Alfred P. Sloan Jr.: An Idea-Friendly Guy


How do you present a new idea at a board meeting? Do you just lob it into the discussion? Do you "seed" the idea in advance of the meeting with the CEO and/or other fellow directors? Do you keep your mouth zipped if the boardroom is a no-new-ideas zone and everyone likes things the way they are?

This is a robust topic — as I was surprised to learn when I teed up the question for the readers of the Directors & Boards e-Briefing, the journal's monthly online newsletter. Click here to see how numerous and thoughtful the responses were that we published in the just-released June edition. 

This whole debate was instigated when I told the story of how one prominent executive was swatted back when she presented what she thought was "a great idea" at a board meeting. You can read that story here in my editor's note in the May e-Briefing.

As a capper to the above exchanges of opinion, here is one tactic guaranteed to ensure a free flow of ideas in a boardroom. Howard Guttman, a consultant specializing in building high-performance teams, tells this story in his recent book, Great Business Teams: Cracking the Code for Standout Performance (Wiley, 2008).

It concerns the legendary corporate chieftain Alfred P. Sloan Jr., head of General Motors at a much more auspicious time in the industrial behemoth's history. At a meeting of one of GM's top committees in the 1920s, Sloan said, "Gentleman, I take it we are all in complete agreement on the subject here." Heads nodded around the table. "Then," continued Sloan, "I propose we postpone further discussion of this matter until our next meeting, to give ourselves time to develop disagreement and perhaps gain some understanding of what the decision is all about."

A wonderful anecdote, no?

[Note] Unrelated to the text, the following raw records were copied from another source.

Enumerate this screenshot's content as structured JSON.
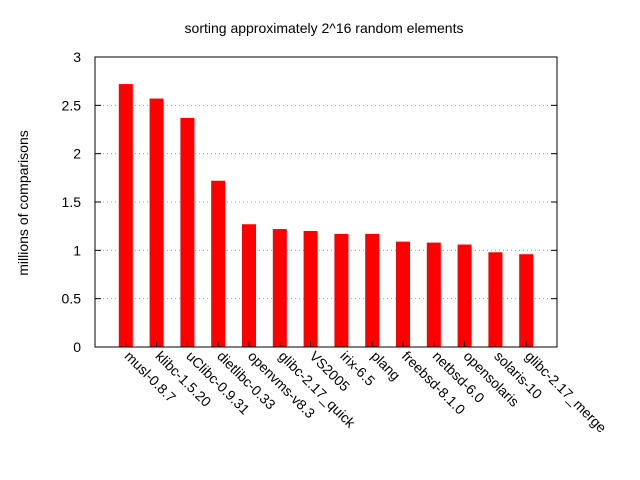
{
  "chart_data": {
    "type": "bar",
    "title": "sorting approximately 2^16 random elements",
    "xlabel": "",
    "ylabel": "millions of  comparisons",
    "ylim": [
      0,
      3
    ],
    "yticks": [
      0,
      0.5,
      1,
      1.5,
      2,
      2.5,
      3
    ],
    "ytick_labels": [
      "0",
      "0.5",
      "1",
      "1.5",
      "2",
      "2.5",
      "3"
    ],
    "grid": "horizontal dotted",
    "categories": [
      "musl-0.8.7",
      "klibc-1.5.20",
      "uClibc-0.9.31",
      "dietlibc-0.33",
      "openvms-v8.3",
      "glibc-2.17_quick",
      "VS2005",
      "irix-6.5",
      "plang",
      "freebsd-8.1.0",
      "netbsd-6.0",
      "opensolaris",
      "solaris-10",
      "glibc-2.17_merge"
    ],
    "series": [
      {
        "color": "#ff0000",
        "values": [
          2.72,
          2.57,
          2.37,
          1.72,
          1.27,
          1.22,
          1.2,
          1.17,
          1.17,
          1.09,
          1.08,
          1.06,
          0.98,
          0.96
        ]
      }
    ]
  }
}
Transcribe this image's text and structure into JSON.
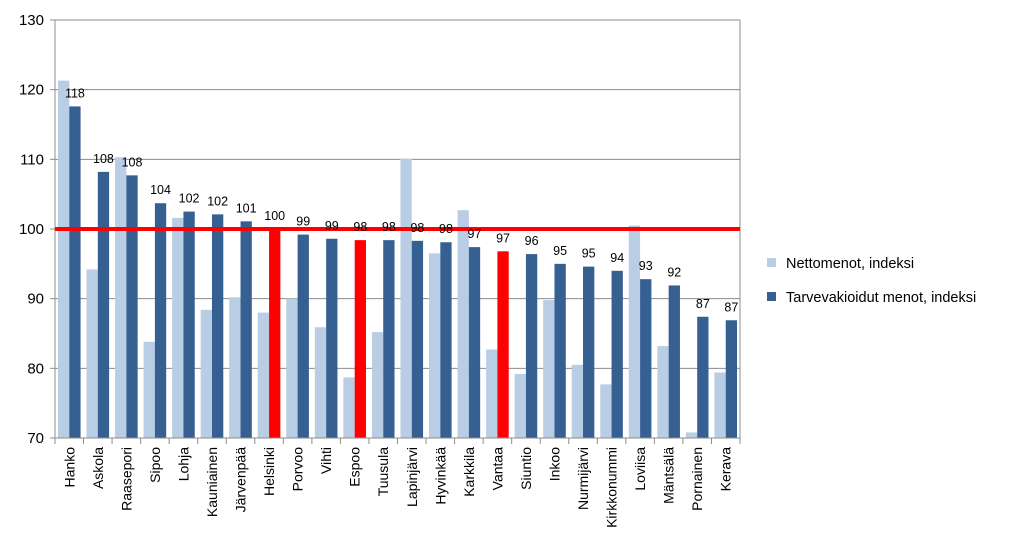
{
  "chart_data": {
    "type": "bar",
    "title": "",
    "xlabel": "",
    "ylabel": "",
    "ylim": [
      70,
      130
    ],
    "yticks": [
      70,
      80,
      90,
      100,
      110,
      120,
      130
    ],
    "grid": true,
    "legend_position": "right",
    "reference_line": {
      "value": 100,
      "color": "#ff0000"
    },
    "categories": [
      "Hanko",
      "Askola",
      "Raasepori",
      "Sipoo",
      "Lohja",
      "Kauniainen",
      "Järvenpää",
      "Helsinki",
      "Porvoo",
      "Vihti",
      "Espoo",
      "Tuusula",
      "Lapinjärvi",
      "Hyvinkää",
      "Karkkila",
      "Vantaa",
      "Siuntio",
      "Inkoo",
      "Nurmijärvi",
      "Kirkkonummi",
      "Loviisa",
      "Mäntsälä",
      "Pornainen",
      "Kerava"
    ],
    "highlighted_categories": [
      "Helsinki",
      "Espoo",
      "Vantaa"
    ],
    "highlight_color": "#ff0000",
    "series": [
      {
        "name": "Nettomenot, indeksi",
        "color": "#b9cde5",
        "values": [
          121.3,
          94.2,
          110.3,
          83.8,
          101.6,
          88.4,
          90.2,
          88.0,
          90.0,
          85.9,
          78.7,
          85.2,
          110.1,
          96.5,
          102.7,
          82.7,
          79.2,
          89.8,
          80.5,
          77.7,
          100.5,
          83.2,
          70.8,
          79.4
        ]
      },
      {
        "name": "Tarvevakioidut menot, indeksi",
        "color": "#376092",
        "values": [
          117.6,
          108.2,
          107.7,
          103.7,
          102.5,
          102.1,
          101.1,
          100.0,
          99.2,
          98.6,
          98.4,
          98.4,
          98.3,
          98.1,
          97.4,
          96.8,
          96.4,
          95.0,
          94.6,
          94.0,
          92.8,
          91.9,
          87.4,
          86.9
        ],
        "data_labels": [
          "118",
          "108",
          "108",
          "104",
          "102",
          "102",
          "101",
          "100",
          "99",
          "99",
          "98",
          "98",
          "98",
          "98",
          "97",
          "97",
          "96",
          "95",
          "95",
          "94",
          "93",
          "92",
          "87",
          "87"
        ]
      }
    ]
  }
}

And what a choice bit of wisdom for board chairman and members to apply to eliminate any doubt about whether new ideas are welcome once you step into a board meeting.

It also makes one wonder, doesn't it, about the fate of GM. Would the company be declaring bankruptcy this week if Sloan's philosophy on debate and dissent in the company's meeting rooms — a philosophy that presumably included the boardroom — had still been operative under successive managements and boards?